Rafik Khalifa, milliardaire algérien déchu, condamné à 5 ans de prison - Le Point
Cinq ans de prison et 375 000 euros d’amende. Rafik Khalifa, ancien homme d’affaires algérien, a été condamné par défaut - il est emprisonné en Algérie - par le tribunal correctionnel de Nanterre. La justice a considéré qu’il avait organisé le « pillage » de sa société juste avant sa liquidation, en « la vidant de certains de ses actifs les plus significatifs ». Dix autres personnes étaient jugées dans ce dossier tentaculaire, l’ancienne femme de Rafik Khalifa, un notaire, d’anciens représentants de l’entreprise en France ainsi qu’un constructeur et un équipementier aéronautique. Trois d’entre elles ont été relaxées, les autres ont écopé de peines allant de six mois de prison avec sursis à six mois ferme.
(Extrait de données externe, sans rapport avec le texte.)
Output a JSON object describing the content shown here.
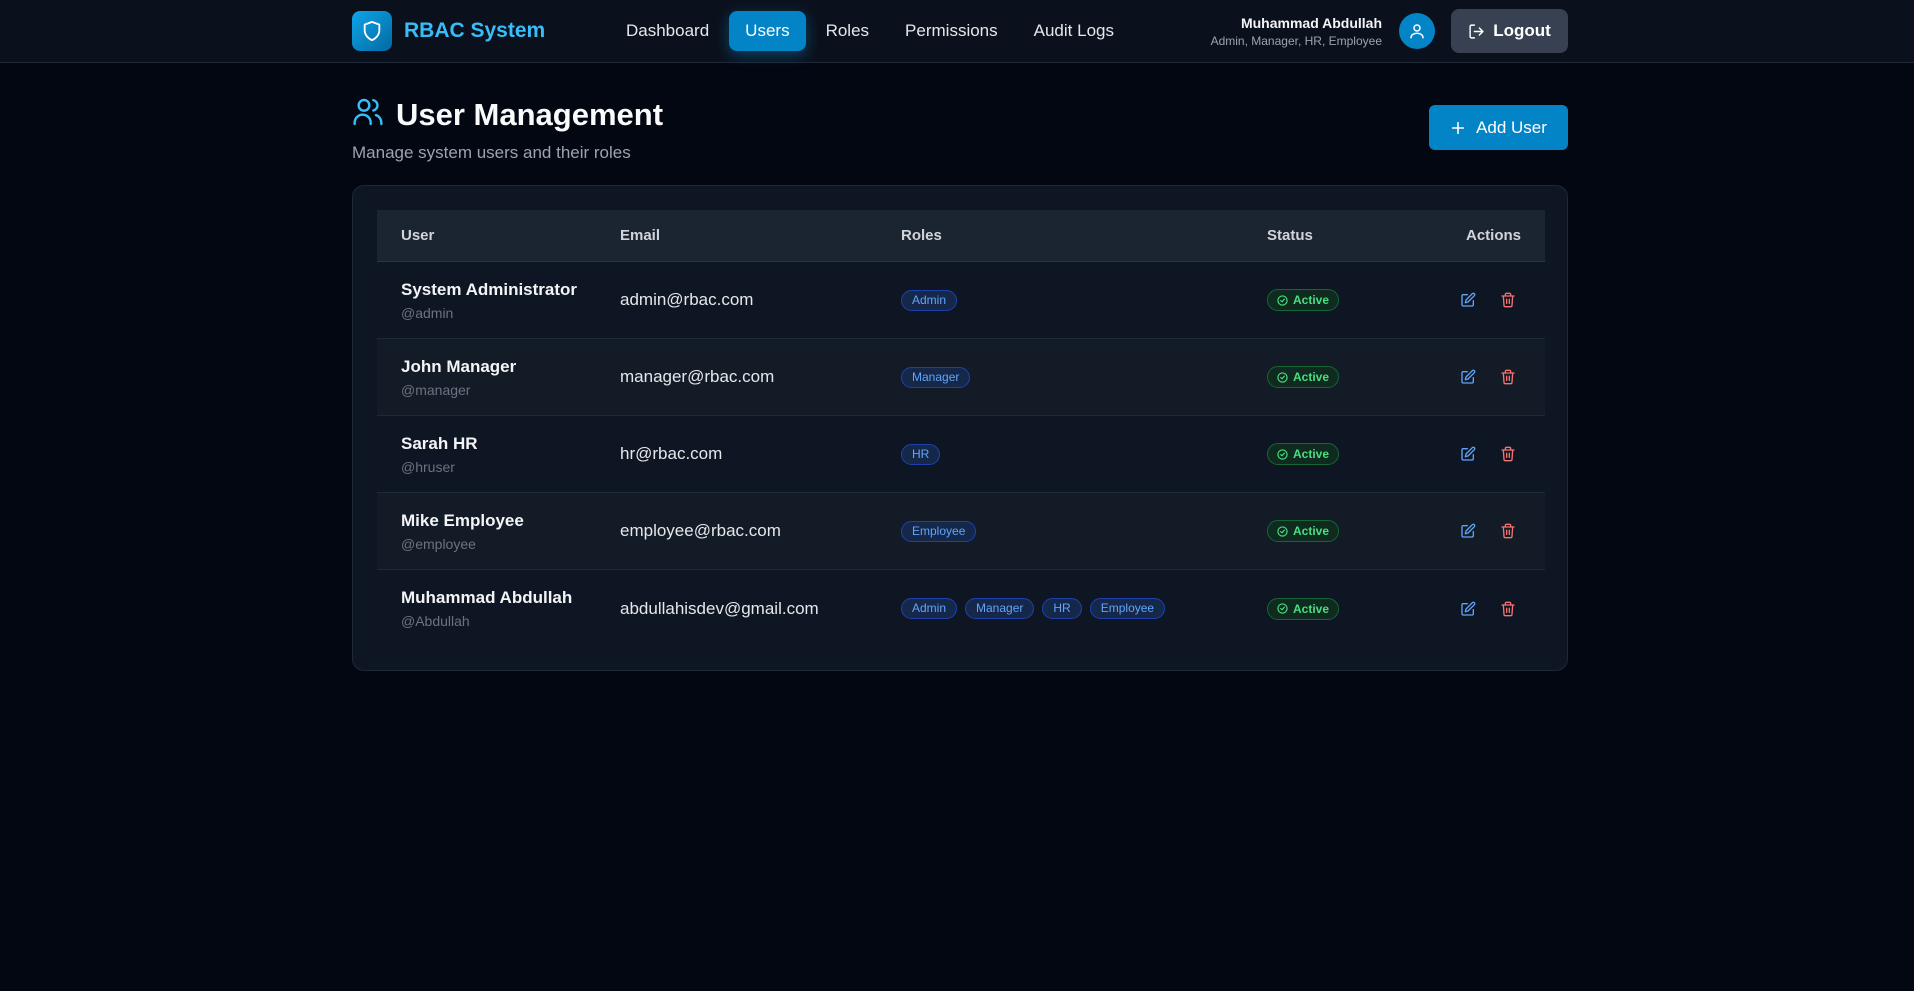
{
  "brand": {
    "name": "RBAC System",
    "icon": "shield-icon"
  },
  "nav": [
    {
      "label": "Dashboard",
      "active": false
    },
    {
      "label": "Users",
      "active": true
    },
    {
      "label": "Roles",
      "active": false
    },
    {
      "label": "Permissions",
      "active": false
    },
    {
      "label": "Audit Logs",
      "active": false
    }
  ],
  "current_user": {
    "name": "Muhammad Abdullah",
    "roles": "Admin, Manager, HR, Employee"
  },
  "logout_label": "Logout",
  "page": {
    "title": "User Management",
    "subtitle": "Manage system users and their roles",
    "add_button": "Add User"
  },
  "table": {
    "headers": {
      "user": "User",
      "email": "Email",
      "roles": "Roles",
      "status": "Status",
      "actions": "Actions"
    },
    "rows": [
      {
        "name": "System Administrator",
        "handle": "@admin",
        "email": "admin@rbac.com",
        "roles": [
          "Admin"
        ],
        "status": "Active"
      },
      {
        "name": "John Manager",
        "handle": "@manager",
        "email": "manager@rbac.com",
        "roles": [
          "Manager"
        ],
        "status": "Active"
      },
      {
        "name": "Sarah HR",
        "handle": "@hruser",
        "email": "hr@rbac.com",
        "roles": [
          "HR"
        ],
        "status": "Active"
      },
      {
        "name": "Mike Employee",
        "handle": "@employee",
        "email": "employee@rbac.com",
        "roles": [
          "Employee"
        ],
        "status": "Active"
      },
      {
        "name": "Muhammad Abdullah",
        "handle": "@Abdullah",
        "email": "abdullahisdev@gmail.com",
        "roles": [
          "Admin",
          "Manager",
          "HR",
          "Employee"
        ],
        "status": "Active"
      }
    ]
  },
  "colors": {
    "accent": "#0284c7",
    "background": "#030712",
    "success": "#4ade80",
    "danger": "#f87171"
  }
}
Les parties civiles se sont estimées lésées par ce jugement. « Ce jugement est une grande déception pour tous les Algériens qui se sont constitués partie civile dans ce dossier. Le tribunal a jugé leur demande irrecevable, pourtant ce sont eux qui ont été ruinés dans cette affaire », a déploré Élisabeth Maisondieu-Camus, une avocate des parties civiles.
Dans le monde du showbiz, Rafik Khalifa savait s’entourer. Ancien sponsor de l’Olympique de Marseille, il avait, le 28 février 2002, invité - rémunéré - des personnalités, comme Catherine Deneuve ou encore Gérard Depardieu, pour qu’elles assistent à un match de l’OM à Alger. Quelques mois plus tard, en septembre 2002, le sulfureux homme d’affaires remettait ça en réunissant à Cannes une kyrielle de stars pour la soirée de lancement de sa chaîne Khalifa TV. Les chanteurs Sting et Bono, Patrick Bruel, les mannequins Claudia Schiffer et Naomi Campbell, ou encore l’ancien ministre Jack Lang sont de la partie, comme le raconte le commissaire Jean-François Gayraud dans son livre Showbiz, people et corruption, publié aux éditions Odile Jacob en 2009.
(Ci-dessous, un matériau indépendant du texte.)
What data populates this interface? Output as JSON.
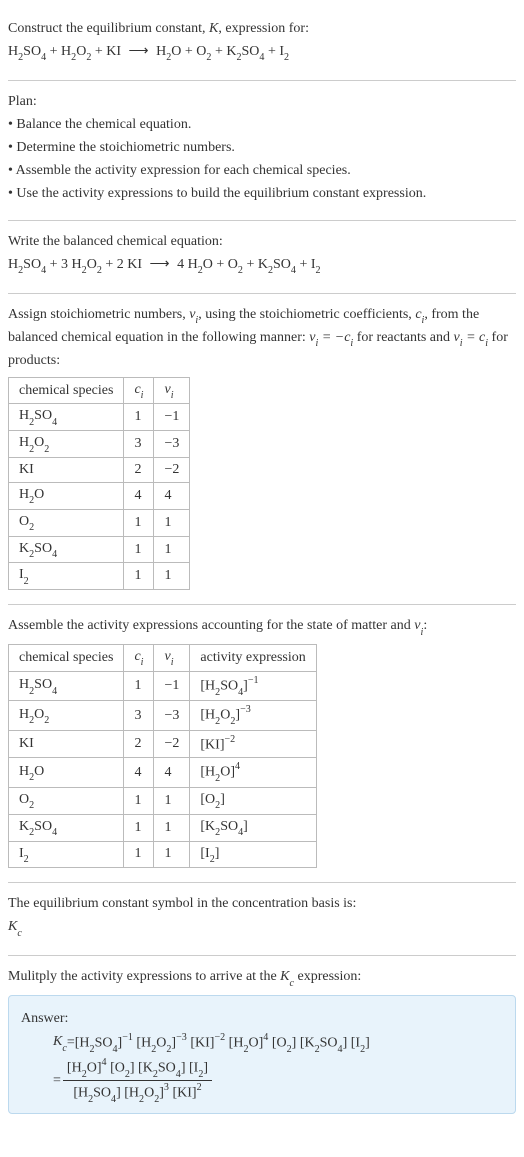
{
  "intro": {
    "line1_a": "Construct the equilibrium constant, ",
    "line1_k": "K",
    "line1_b": ", expression for:",
    "eq_lhs_parts": [
      "H",
      "2",
      "SO",
      "4",
      " + H",
      "2",
      "O",
      "2",
      " + KI "
    ],
    "arrow": "⟶",
    "eq_rhs_parts": [
      " H",
      "2",
      "O + O",
      "2",
      " + K",
      "2",
      "SO",
      "4",
      " + I",
      "2"
    ]
  },
  "plan": {
    "title": "Plan:",
    "b1": "• Balance the chemical equation.",
    "b2": "• Determine the stoichiometric numbers.",
    "b3": "• Assemble the activity expression for each chemical species.",
    "b4": "• Use the activity expressions to build the equilibrium constant expression."
  },
  "balanced": {
    "title": "Write the balanced chemical equation:",
    "lhs": "H₂SO₄ + 3 H₂O₂ + 2 KI ",
    "arrow": "⟶",
    "rhs": " 4 H₂O + O₂ + K₂SO₄ + I₂"
  },
  "stoich": {
    "text_a": "Assign stoichiometric numbers, ",
    "nu_i": "νᵢ",
    "text_b": ", using the stoichiometric coefficients, ",
    "c_i": "cᵢ",
    "text_c": ", from the balanced chemical equation in the following manner: ",
    "rel1": "νᵢ = −cᵢ",
    "text_d": " for reactants and ",
    "rel2": "νᵢ = cᵢ",
    "text_e": " for products:",
    "headers": [
      "chemical species",
      "cᵢ",
      "νᵢ"
    ],
    "rows": [
      {
        "sp": "H₂SO₄",
        "c": "1",
        "v": "−1"
      },
      {
        "sp": "H₂O₂",
        "c": "3",
        "v": "−3"
      },
      {
        "sp": "KI",
        "c": "2",
        "v": "−2"
      },
      {
        "sp": "H₂O",
        "c": "4",
        "v": "4"
      },
      {
        "sp": "O₂",
        "c": "1",
        "v": "1"
      },
      {
        "sp": "K₂SO₄",
        "c": "1",
        "v": "1"
      },
      {
        "sp": "I₂",
        "c": "1",
        "v": "1"
      }
    ]
  },
  "activity": {
    "title_a": "Assemble the activity expressions accounting for the state of matter and ",
    "nu_i": "νᵢ",
    "title_b": ":",
    "headers": [
      "chemical species",
      "cᵢ",
      "νᵢ",
      "activity expression"
    ],
    "rows": [
      {
        "sp": "H₂SO₄",
        "c": "1",
        "v": "−1",
        "ae_base": "[H₂SO₄]",
        "ae_exp": "−1"
      },
      {
        "sp": "H₂O₂",
        "c": "3",
        "v": "−3",
        "ae_base": "[H₂O₂]",
        "ae_exp": "−3"
      },
      {
        "sp": "KI",
        "c": "2",
        "v": "−2",
        "ae_base": "[KI]",
        "ae_exp": "−2"
      },
      {
        "sp": "H₂O",
        "c": "4",
        "v": "4",
        "ae_base": "[H₂O]",
        "ae_exp": "4"
      },
      {
        "sp": "O₂",
        "c": "1",
        "v": "1",
        "ae_base": "[O₂]",
        "ae_exp": ""
      },
      {
        "sp": "K₂SO₄",
        "c": "1",
        "v": "1",
        "ae_base": "[K₂SO₄]",
        "ae_exp": ""
      },
      {
        "sp": "I₂",
        "c": "1",
        "v": "1",
        "ae_base": "[I₂]",
        "ae_exp": ""
      }
    ]
  },
  "kc_symbol": {
    "line1": "The equilibrium constant symbol in the concentration basis is:",
    "kc": "K",
    "kc_sub": "c"
  },
  "final": {
    "title": "Mulitply the activity expressions to arrive at the ",
    "kc": "K",
    "kc_sub": "c",
    "title_b": " expression:",
    "answer_label": "Answer:",
    "kc_eq_lhs": "K",
    "kc_eq_lhs_sub": "c",
    "eq": " = ",
    "prod_terms": [
      {
        "base": "[H₂SO₄]",
        "exp": "−1"
      },
      {
        "base": "[H₂O₂]",
        "exp": "−3"
      },
      {
        "base": "[KI]",
        "exp": "−2"
      },
      {
        "base": "[H₂O]",
        "exp": "4"
      },
      {
        "base": "[O₂]",
        "exp": ""
      },
      {
        "base": "[K₂SO₄]",
        "exp": ""
      },
      {
        "base": "[I₂]",
        "exp": ""
      }
    ],
    "frac_eq": " = ",
    "num_terms": [
      {
        "base": "[H₂O]",
        "exp": "4"
      },
      {
        "base": "[O₂]",
        "exp": ""
      },
      {
        "base": "[K₂SO₄]",
        "exp": ""
      },
      {
        "base": "[I₂]",
        "exp": ""
      }
    ],
    "den_terms": [
      {
        "base": "[H₂SO₄]",
        "exp": ""
      },
      {
        "base": "[H₂O₂]",
        "exp": "3"
      },
      {
        "base": "[KI]",
        "exp": "2"
      }
    ]
  }
}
L’effondrement d’un empire
En quelques années seulement, Rafik Khalifa, la cinquantaine, avait construit un empire. Fils d’un ancien ministre algérien, il investit, à la fin des années 1990, dans les secteurs aérien (Khalifa Airways), bancaire (Khalifa Bank) et pharmaceutique, ainsi que dans les médias et dans la location de voitures (KRC). Une ascension fulgurante pour une chute tout aussi rapide. Le groupe fait faillite en 2003. Des flux financiers suspects sont décelés par les autorités. Alger bloque les opérations de sa banque dès l’automne 2002, entraînant de facto la cessation de paiement.
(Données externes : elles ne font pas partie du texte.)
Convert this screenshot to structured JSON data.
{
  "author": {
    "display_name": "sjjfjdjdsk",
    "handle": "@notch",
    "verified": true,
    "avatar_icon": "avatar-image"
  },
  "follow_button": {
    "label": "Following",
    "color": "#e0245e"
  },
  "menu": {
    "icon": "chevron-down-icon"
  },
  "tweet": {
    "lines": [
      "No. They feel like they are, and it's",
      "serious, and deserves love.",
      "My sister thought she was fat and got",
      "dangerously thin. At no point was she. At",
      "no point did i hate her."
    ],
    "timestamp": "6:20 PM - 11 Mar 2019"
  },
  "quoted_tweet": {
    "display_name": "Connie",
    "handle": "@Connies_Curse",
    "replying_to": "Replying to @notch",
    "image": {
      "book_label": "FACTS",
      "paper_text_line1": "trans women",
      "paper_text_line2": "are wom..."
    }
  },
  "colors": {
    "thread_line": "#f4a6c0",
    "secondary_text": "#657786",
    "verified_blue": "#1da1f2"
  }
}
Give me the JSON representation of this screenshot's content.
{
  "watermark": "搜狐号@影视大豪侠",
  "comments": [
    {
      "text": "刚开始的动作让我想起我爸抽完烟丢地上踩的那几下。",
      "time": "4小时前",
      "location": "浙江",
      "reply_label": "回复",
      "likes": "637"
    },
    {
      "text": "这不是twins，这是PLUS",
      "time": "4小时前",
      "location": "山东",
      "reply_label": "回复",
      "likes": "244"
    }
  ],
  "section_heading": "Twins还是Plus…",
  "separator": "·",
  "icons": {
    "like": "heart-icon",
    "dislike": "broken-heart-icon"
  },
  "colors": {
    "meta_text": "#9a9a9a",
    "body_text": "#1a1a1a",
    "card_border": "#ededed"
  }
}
On a peu appris durant ce procès des conditions de l’effondrement de cet empire, ou de la chute du golden boy algérien. Jean-Yves Le Borgne, son avocat, s’était d’ailleurs agacé à l’audience, comme le relate l’Agence France-Presse : « On veut nous faire croire que les prévenus ont entraîné à eux seuls la déconfiture du groupe et que, derrière, se trouvait un État digne (l’Algérie) qui n’a fait que constater un malheur. » La justice française n’a en effet enquêté que sur des faits de blanchiment et de détournement de fonds qui se sont déroulés lors de la liquidation judiciaire, à partir de 2002.
Une villa à 35 millions d’euros
Une part des actifs des différentes sociétés a disparu, alors même qu’ils devaient être saisis ou étaient hypothéqués. À leur arrivée dans les locaux de Khalifa Airways, le 28 août 2003, les mandataires judiciaires constatent la disparition des ordinateurs. Des avions sont introuvables. Le parc automobile de luxe s’est, quant à lui, en grande partie volatilisé. Surtout, on découvre l’existence à Cannes d’une splendide demeure : la « Villa Bagatelle ». Une « bagatelle » de 5 000 m2, d’une valeur de 35 millions d’euros. Acquise par la société Khalifa Airways le 12 juillet 2002 (l’acte d’achat est signé par Rafik Khalifa), la villa sera revendue un an plus tard pour la moitié de son prix. L’effondrement de l’empire Khalifa a causé un préjudice estimé entre 1,5 et 5 milliards de dollars à l’État algérien et aux épargnants.